Dopo il concerto, mi sono incontrato con alcuni colleghi del giornale on line aquilano AbruzzoWeb.

Passeggiando nel centro ferito del capoluogo abruzzese, tra i palazzi lesionati, e riflettendo sulla situazione politica ed economica generale, entrambi abbiamo detto: “Siamo alla follia, lo Stato dice che non ha più soldi e la gente ci crede, addirittura adesso non intervengono neppure a rimborsare danni dai terremoti o alluvioni, devono farlo le aziende private, le assicurazioni”. “Non ho fatto in tempo a scriverci un articolo, questa è la pistola fumante che prova la grande truffa del debito pubblico“.

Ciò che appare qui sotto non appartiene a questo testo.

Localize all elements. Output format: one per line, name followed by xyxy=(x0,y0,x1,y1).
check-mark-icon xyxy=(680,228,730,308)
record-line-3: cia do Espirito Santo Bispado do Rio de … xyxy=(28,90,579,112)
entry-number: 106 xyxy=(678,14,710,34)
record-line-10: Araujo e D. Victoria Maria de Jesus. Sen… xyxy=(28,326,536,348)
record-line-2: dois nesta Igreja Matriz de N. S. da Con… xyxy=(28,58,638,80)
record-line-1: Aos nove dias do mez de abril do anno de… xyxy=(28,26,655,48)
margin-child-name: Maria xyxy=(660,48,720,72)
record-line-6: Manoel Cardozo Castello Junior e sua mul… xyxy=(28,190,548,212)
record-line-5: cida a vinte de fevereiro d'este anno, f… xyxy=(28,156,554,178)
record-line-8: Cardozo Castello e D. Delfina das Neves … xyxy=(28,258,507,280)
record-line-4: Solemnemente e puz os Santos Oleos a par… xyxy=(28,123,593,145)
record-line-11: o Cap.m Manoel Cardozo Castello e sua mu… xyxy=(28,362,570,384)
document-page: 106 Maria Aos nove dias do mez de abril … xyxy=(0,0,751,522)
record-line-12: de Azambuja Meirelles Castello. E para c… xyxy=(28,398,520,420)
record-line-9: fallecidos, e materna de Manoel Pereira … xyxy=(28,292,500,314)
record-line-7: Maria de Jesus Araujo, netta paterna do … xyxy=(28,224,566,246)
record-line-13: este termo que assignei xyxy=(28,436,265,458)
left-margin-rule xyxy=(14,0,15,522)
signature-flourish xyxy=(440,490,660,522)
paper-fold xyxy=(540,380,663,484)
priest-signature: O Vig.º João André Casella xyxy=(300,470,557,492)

Ora, la vergogna non è più teoria da decreto, ma pratica tragica di morte, crolli, terrore.

Ecco qui il “decreto legge 15 maggio 2012, n. 59, Disposizioni urgenti per il riordino della protezione civile

Articolo 2 punto b: “esclusione, anche parziale, dell’intervento statale per i danni subiti da fabbricati”.

Forse la tragedia emiliano-romagnola è avvenuta troppo presto, forse ci si appellerà al punto d), “previsione di un regime transitorio, anche a fini sperimentali ovvero di prima applicazione”.

Ma uno Stato non può abdicare al suo intervento in caso di disastri. Altrimenti lo Stato non esiste più. Esiste solo il mercato.

Per questa vergogna, questa truffa sulla pelle di milioni di cittadini, è necessaria la richiesta collettiva di immediate dimissioni di questo governo non eletto e non autorizzato da nessun programma elettorale ad l’interferire nella nostra vita.